Bei eigenen Investments folgte Kostolany in der Nachkriegszeit wie immer den globalen Trends, aber nicht mehr als wilder Zocker. Lehman Brothers kündigte ihm sogar ein Depot – wegen Inaktivität. Höchst spektakulär war in dieser Zeit sein Coup mit deutschen Auslandsanleihen. Mitten in der europäischen Trümmerlandschaft wollte keiner diese Papiere kaufen. Doch Kostolany glaubte an den Aufbauwillen der Deutschen und kaufte Anleihen in Paris, für 250 Franc das Stück. Einige Jahre später notierten diese Papiere bei 35.000 Franc. Die nun freie Zeit nutzt Kostolany für die Schriftstellerei und das Entertainment.

Sein erstes Werk „Der Friede, den der Dollar bringt“ erschien 1957 mit bescheidenen Auflagen. Doch seine nächsten Bücher wurden zu Bestsellern, einige gelten heute noch als Börsen-Bibel und wurden 13 Millionen Mal verkauft. In Deutschland erlangte Kostolany Berühmtheit durch die Kolumne in der Finanzzeitschrift „Capital“. Von 1964 bis zu seinem Tode, gehörte ihm insgesamt 414 mal die letzte Seite. Bekannt sind auch die von ihm gehaltenen legendären Börsenseminare, an denen insgesamt 15.000 Studenten teilnahmen.

Die Freuden des Spekulanten André Kostolany

André Kostolany lebte die Börse und liebte die schönen Künste, besonders die Oper. Das Lieblingsstück Kostolanys war der „Rosenkavalier“ von Richard Strauß, den er zu seiner großen Freude noch persönlich kennenlernen durfte. Das Leben genoss der Spekulant Kostolany in vollen Zügen. In das Haus an der Cote d´Azur konnte Kostolany sich zurückziehen, in den Metropolen Paris und München lebte und arbeitete er am Puls der Welt. Seine Frau drängte ihn, ganz in das Ferienhaus überzusiedeln. „Dann wäre ich bald tot“, sagte Kostolany zu Freunden.

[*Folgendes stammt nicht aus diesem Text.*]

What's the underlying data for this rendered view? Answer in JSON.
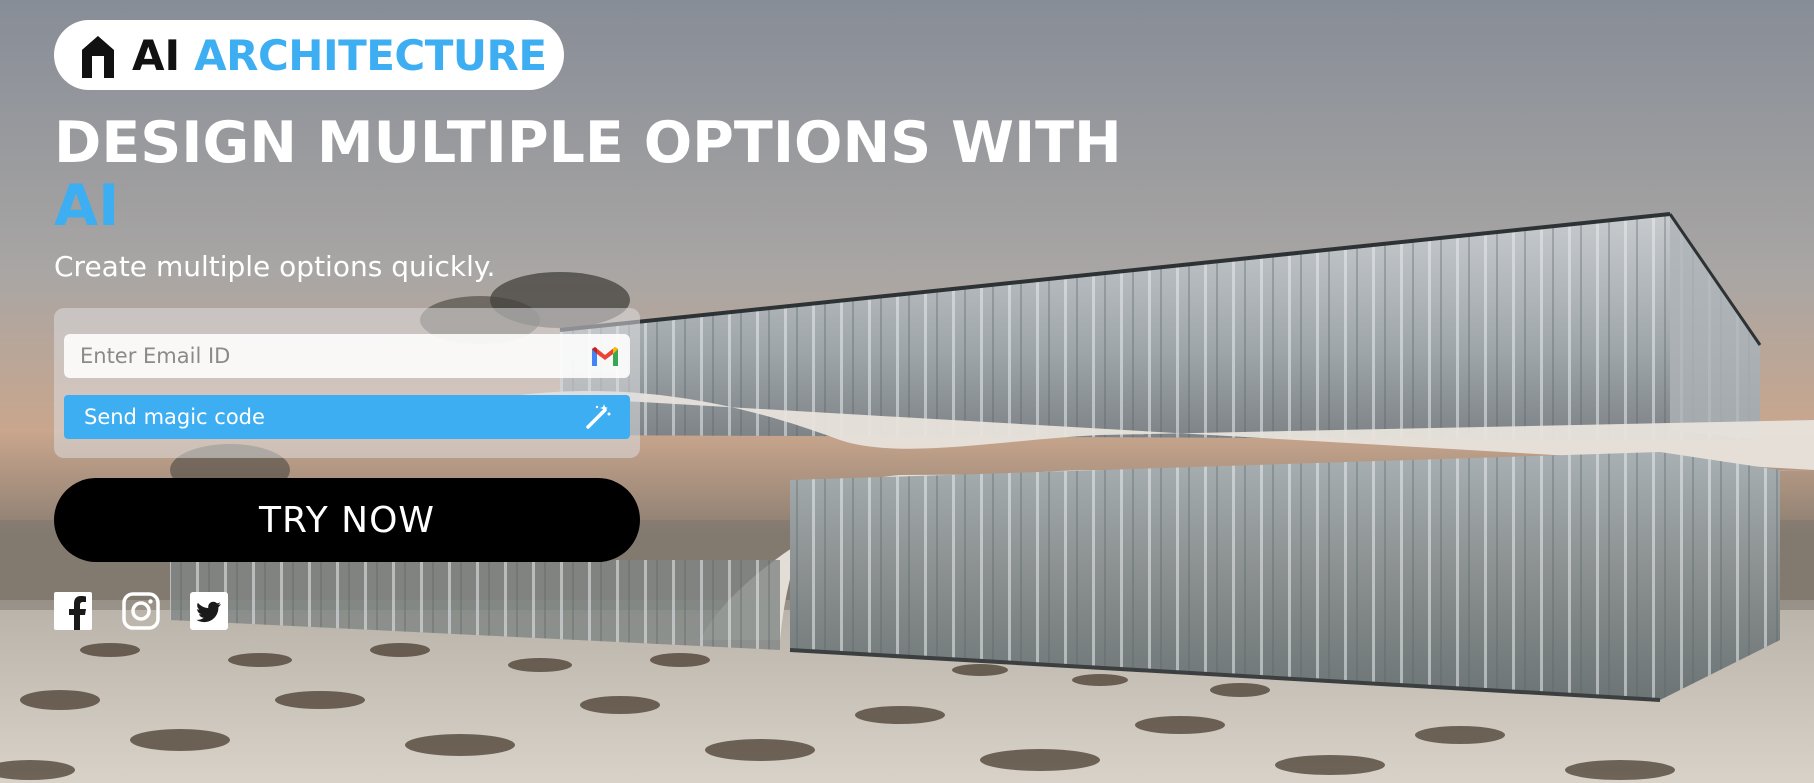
{
  "logo": {
    "icon": "building-logo-icon",
    "ai_text": "AI",
    "brand_text": "ARCHITECTURE"
  },
  "hero": {
    "headline": "DESIGN MULTIPLE OPTIONS WITH",
    "headline_accent": "AI",
    "subtitle": "Create multiple options quickly."
  },
  "form": {
    "email_placeholder": "Enter Email ID",
    "email_icon": "gmail-icon",
    "send_label": "Send magic code",
    "send_icon": "magic-wand-icon"
  },
  "cta": {
    "label": "TRY NOW"
  },
  "social": [
    {
      "name": "facebook-icon"
    },
    {
      "name": "instagram-icon"
    },
    {
      "name": "twitter-icon"
    }
  ],
  "colors": {
    "accent": "#3eaef2",
    "cta_bg": "#000000",
    "text_light": "#ffffff"
  }
}
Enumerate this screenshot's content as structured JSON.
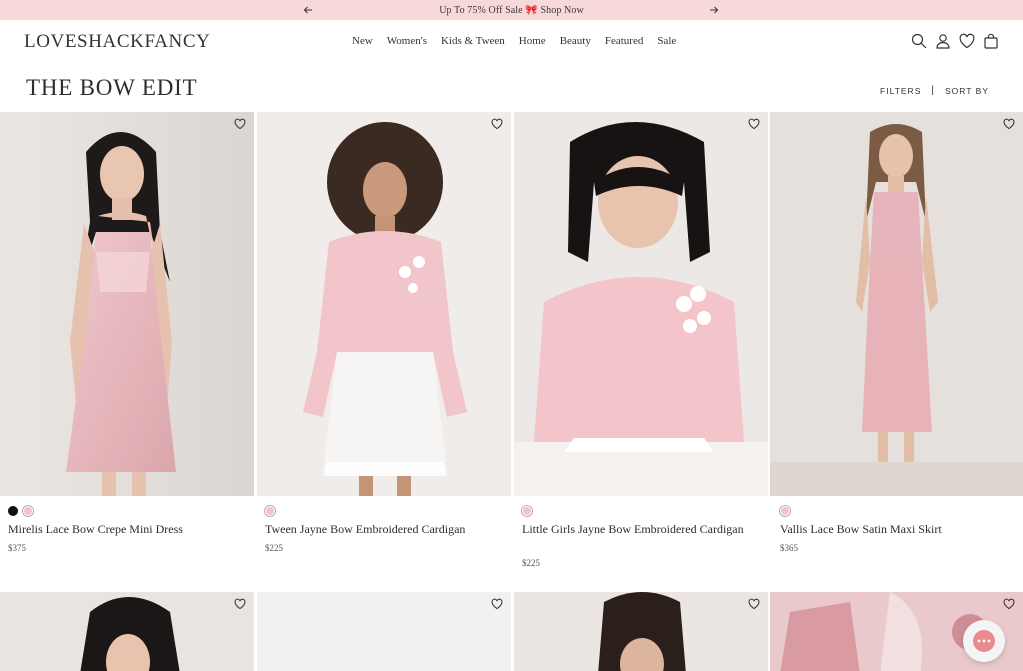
{
  "announcement": {
    "text": "Up To 75% Off Sale 🎀 Shop Now",
    "prev_icon": "arrow-left-icon",
    "next_icon": "arrow-right-icon"
  },
  "header": {
    "logo": "LOVESHACKFANCY",
    "nav": [
      "New",
      "Women's",
      "Kids & Tween",
      "Home",
      "Beauty",
      "Featured",
      "Sale"
    ],
    "icons": [
      "search-icon",
      "account-icon",
      "wishlist-icon",
      "bag-icon"
    ]
  },
  "page": {
    "title": "THE BOW EDIT",
    "filters_label": "FILTERS",
    "separator": "|",
    "sort_label": "SORT BY"
  },
  "products": [
    {
      "name": "Mirelis Lace Bow Crepe Mini Dress",
      "price": "$375",
      "swatches": [
        "black",
        "pink"
      ]
    },
    {
      "name": "Tween Jayne Bow Embroidered Cardigan",
      "price": "$225",
      "swatches": [
        "pink"
      ]
    },
    {
      "name": "Little Girls Jayne Bow Embroidered Cardigan",
      "price": "$225",
      "swatches": [
        "pink"
      ]
    },
    {
      "name": "Vallis Lace Bow Satin Maxi Skirt",
      "price": "$365",
      "swatches": [
        "pink"
      ]
    }
  ],
  "colors": {
    "announce_bg": "#f7d9da",
    "accent_pink": "#f2c4c8",
    "chat_accent": "#e98a8f"
  },
  "chat": {
    "icon": "chat-icon"
  }
}
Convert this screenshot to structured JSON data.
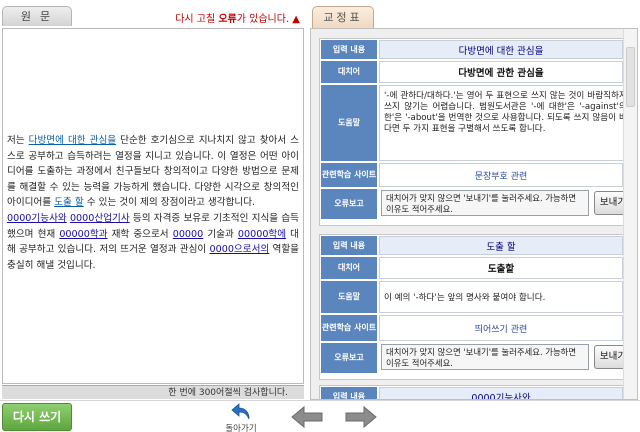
{
  "left": {
    "tab_label": "원문",
    "error_note_prefix": "다시 고칠 ",
    "error_note_bold": "오류",
    "error_note_suffix": "가 있습니다. ▲",
    "essay": {
      "s1": "저는 ",
      "e1": "다방면에 대한 관심을",
      "s2": " 단순한 호기심으로 지나치지 않고 찾아서 스스로 공부하고 습득하려는 열정을 지니고 있습니다. 이 열정은 어떤 아이디어를 도출하는 과정에서 친구들보다 창의적이고 다양한 방법으로 문제를 해결할 수 있는 능력을 가능하게 했습니다. 다양한 시각으로 창의적인 아이디어를 ",
      "e2": "도출 할",
      "s3": " 수 있는 것이 제의 장점이라고 생각합니다.",
      "e3": "0000기능사와",
      "s4": " ",
      "e4": "0000산업기사",
      "s5": " 등의 자격증 보유로 기초적인 지식을 습득했으며 현재 ",
      "e5": "00000학과",
      "s6": " 재학 중으로서 ",
      "e6": "00000",
      "s7": " 기술과 ",
      "e7": "00000학에",
      "s8": " 대해 공부하고 있습니다. 저의 뜨거운 열정과 관심이 ",
      "e8": "0000으로서의",
      "s9": " 역할을 충실히 해낼 것입니다."
    },
    "counter": "한 번에 300어절씩 검사합니다."
  },
  "right": {
    "tab_label": "교정표",
    "labels": {
      "input": "입력 내용",
      "replace": "대치어",
      "help": "도움말",
      "related": "관련학습 사이트",
      "report": "오류보고"
    },
    "cards": [
      {
        "input": "다방면에 대한 관심을",
        "replace": "다방면에 관한 관심을",
        "help": "'-에 관하다/대하다.'는 영어 두 표현으로 쓰지 않는 것이 바람직하지만, 현실적으로 쓰지 않기는 어렵습니다. 범원도서관은 '-에 대한'은 '-against'의 번역, '-에 관한'은 '-about'을 번역한 것으로 사용합니다. 되도록 쓰지 않음이 바람직하지만, 쓴다면 두 가지 표현을 구별해서 쓰도록 합니다.",
        "related": "문장부호 관련",
        "report_text": "대치어가 맞지 않으면 '보내기'를 눌러주세요. 가능하면 이유도 적어주세요.",
        "send": "보내기"
      },
      {
        "input": "도출 할",
        "replace": "도출할",
        "help": "이 예의 '-하다'는 앞의 명사와 붙여야 합니다.",
        "related": "띄어쓰기 관련",
        "report_text": "대치어가 맞지 않으면 '보내기'를 눌러주세요. 가능하면 이유도 적어주세요.",
        "send": "보내기"
      },
      {
        "input": "0000기능사와"
      }
    ]
  },
  "bottom": {
    "rewrite": "다시 쓰기",
    "back": "돌아가기"
  },
  "colors": {
    "label_bg": "#5b86bd",
    "input_bg": "#e6ecf8",
    "error_red": "#c00000",
    "rewrite_green": "#6fb24e"
  }
}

Es drängte ihn, die Meinung zum Gang der Weltbörsen zu äußern 1999 warnte Kostolany noch einmal vom Rollstuhl aus vor dem Herdentrieb der Anleger, die die Notierungen von Internet-Aktien nach oben treiben: „Es wirrrrd ein Blutbad geben.“ Das so prognostizierte Platzen der Internet-Blase nach der Jahrtausendwende erlebte der große Finanzexperte nicht mehr. André Kostolany starb am 14. September 1999 in Paris.